Karena itu, seluruh kandidat produk yang diprioritaskan hanya akan digunakan dalam kerangka uji klinis guna menghasilkan data ilmiah yang kuat sekaligus menjamin pelaksanaan penelitian yang aman, etis, dan efektif.
"WHO sekarang bekerja sama erat dengan pemerintah Republik Demokratik Kongo dan Uganda untuk memfasilitasi implementasi evaluasi penelitian produk-produk ini," bunyi laporan tersebut.
Untuk penanganan pasien yang telah terkonfirmasi terinfeksi, para ahli independen merekomendasikan tiga kandidat terapi utama, yakni antibodi monoklonal MBP134, Maftivimab®, serta antivirus remdesivir.
Selain itu, kombinasi antara antibodi monoklonal dan remdesivir juga dinilai layak untuk dievaluasi lebih lanjut melalui penelitian klinis di lapangan.
Di sisi pencegahan, WHO menempatkan antivirus oral obeldesivir sebagai kandidat prioritas untuk profilaksis pascapaparan pada kontak erat kasus Ebola.
Sementara itu, vaksin dosis tunggal rVSV Bundibugyo yang dikembangkan International AIDS Vaccine Initiative (IAVI) dinilai sebagai kandidat paling menjanjikan, meskipun diperkirakan masih membutuhkan waktu tujuh hingga sembilan bulan sebelum siap diuji efektivitasnya dalam uji klinis.
Kandidat vaksin lainnya, ChAdOx1 Bundibugyo yang dikembangkan Universitas Oxford bersama Serum Institute of India, diperkirakan dapat tersedia dalam dua hingga tiga bulan untuk tahap penilaian efektivitas.
Para ahli menilai pendekatan vaksin dosis tunggal dapat diterapkan bagi kontak kasus Ebola, sedangkan strategi dua dosis berpotensi digunakan untuk kelompok berisiko tinggi seperti tenaga kesehatan dan petugas garis depan.
WHO juga meninjau kemungkinan penggunaan Ervebo, satu-satunya vaksin Ebola yang telah berlisensi.

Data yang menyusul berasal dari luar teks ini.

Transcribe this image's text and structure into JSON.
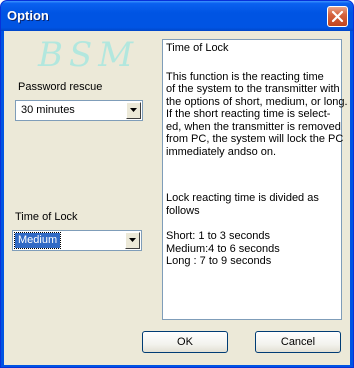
{
  "window": {
    "title": "Option",
    "watermark": "BSM"
  },
  "password_rescue": {
    "label": "Password rescue",
    "value": "30 minutes"
  },
  "time_of_lock": {
    "label": "Time of Lock",
    "value": "Medium"
  },
  "info": {
    "title": "Time of Lock",
    "body_lines": [
      "This function is the reacting time",
      "of the system to the transmitter with",
      "the options of short, medium, or long.",
      "If the short reacting time is select-",
      "ed, when the transmitter is removed",
      "from PC, the system will lock the PC",
      "immediately andso on."
    ],
    "divided_lines": [
      "Lock reacting time is divided as",
      "follows"
    ],
    "timing_lines": [
      "Short: 1 to 3 seconds",
      "Medium:4 to 6 seconds",
      "Long : 7 to 9 seconds"
    ]
  },
  "buttons": {
    "ok": "OK",
    "cancel": "Cancel"
  },
  "colors": {
    "title_bar": "#0054e3",
    "dialog_face": "#ece9d8",
    "selection": "#316ac5",
    "watermark": "#9fe7e0"
  },
  "icons": {
    "close": "close-icon",
    "dropdown": "chevron-down-icon"
  }
}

Namun organisasi tersebut menegaskan bahwa bukti perlindungan silang terhadap virus Bundibugyo masih terbatas dan belum konklusif.

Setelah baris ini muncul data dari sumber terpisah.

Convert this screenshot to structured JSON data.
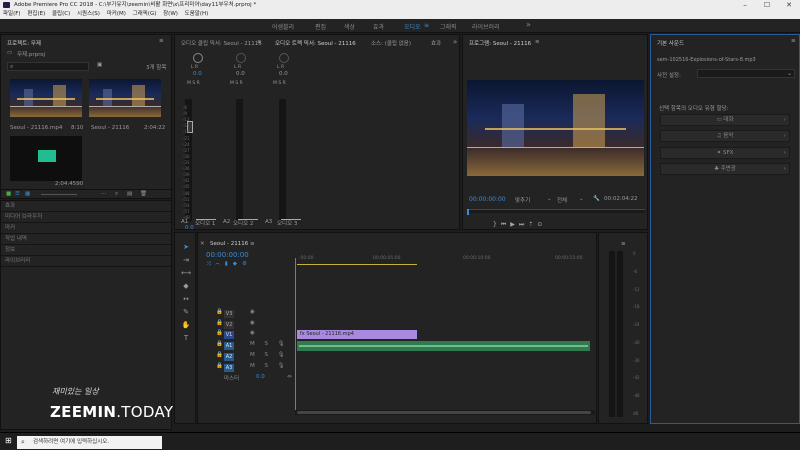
{
  "window": {
    "title": "Adobe Premiere Pro CC 2018 - C:\\부가유지\\zeemin\\비활 화면\\x\\프리미어\\day11부우처.prproj *"
  },
  "menu": [
    "파일(F)",
    "편집(E)",
    "클립(C)",
    "시퀀스(S)",
    "마커(M)",
    "그래픽(G)",
    "창(W)",
    "도움말(H)"
  ],
  "workspaces": {
    "items": [
      "어셈블리",
      "편집",
      "색상",
      "효과",
      "오디오",
      "그래픽",
      "라이브러리"
    ],
    "active": 4,
    "overflow": "»"
  },
  "project": {
    "title": "프로젝트: 무제",
    "subtitle": "무제.prproj",
    "count": "3개 항목",
    "items": [
      {
        "name": "Seoul - 21116.mp4",
        "duration": "8:10"
      },
      {
        "name": "Seoul - 21116",
        "duration": "2:04:22"
      },
      {
        "name": "",
        "duration": "2:04:4590"
      }
    ]
  },
  "left_panels": [
    "효과",
    "미디어 브라우저",
    "마커",
    "작업 내역",
    "정보",
    "라이브러리"
  ],
  "mixer": {
    "tabs": [
      "오디오 클립 믹서: Seoul - 21116",
      "오디오 트랙 믹서: Seoul - 21116",
      "소스: (클립 없음)",
      "효과"
    ],
    "channels": [
      {
        "id": "A1",
        "label": "오디오 1",
        "lr": "L  R",
        "val": "0.0"
      },
      {
        "id": "A2",
        "label": "오디오 2",
        "lr": "L  R",
        "val": "0.0"
      },
      {
        "id": "A3",
        "label": "오디오 3",
        "lr": "L  R",
        "val": "0.0"
      }
    ],
    "scale": [
      "-6",
      "-9",
      "-12",
      "-15",
      "-18",
      "-21",
      "-24",
      "-27",
      "-30",
      "-33",
      "-36",
      "-39",
      "-42",
      "-45",
      "-48",
      "-51",
      "-54",
      "-57",
      "-dB"
    ]
  },
  "program": {
    "title": "프로그램: Seoul - 21116",
    "timecode": "00:00:00:00",
    "fit": "맞추기",
    "quality": "전체",
    "duration": "00:02:04:22"
  },
  "sound": {
    "title": "기본 사운드",
    "file": "sem-102516-Explosions-of-Stars-8.mp3",
    "preset_label": "사전 설정:",
    "prompt": "선택 항목의 오디오 유형 할당:",
    "types": [
      "대화",
      "음악",
      "SFX",
      "주변광"
    ]
  },
  "timeline": {
    "tab": "Seoul - 21116",
    "timecode": "00:00:00:00",
    "ruler": [
      ":00:00",
      "00:00:05:00",
      "00:00:10:00",
      "00:00:15:00"
    ],
    "tracks": [
      {
        "id": "V3",
        "type": "video"
      },
      {
        "id": "V2",
        "type": "video"
      },
      {
        "id": "V1",
        "type": "video"
      },
      {
        "id": "A1",
        "type": "audio"
      },
      {
        "id": "A2",
        "type": "audio"
      },
      {
        "id": "A3",
        "type": "audio"
      }
    ],
    "master": {
      "label": "마스터",
      "value": "0.0"
    },
    "clip": "Seoul - 21116.mp4"
  },
  "right_meter": [
    "0",
    "-6",
    "-12",
    "-18",
    "-24",
    "-30",
    "-36",
    "-42",
    "-48",
    "dB"
  ],
  "watermark": {
    "top": "재미있는 일상",
    "main": "ZEEMIN",
    "suffix": ".TODAY"
  },
  "taskbar": {
    "search": "검색하려면 여기에 입력하십시오."
  },
  "colors": {
    "accent": "#3a8cd8",
    "clip": "#a78ae0",
    "audio": "#2f7a4f"
  }
}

"WHO merekomendasikan agar Ervebo tidak digunakan di luar lingkungan penelitian yang dirancang dengan cermat, untuk memungkinkan penilaian kinerjanya terhadap BDV," demikian laporan WHO.
Bersama pemerintah Republik Demokratik Kongo, Uganda, Africa CDC, ANRS Emerging Infectious Diseases Prancis, serta sejumlah mitra ilmiah internasional, WHO kini menyusun protokol penelitian untuk menguji keamanan dan efektivitas terapi yang diprioritaskan.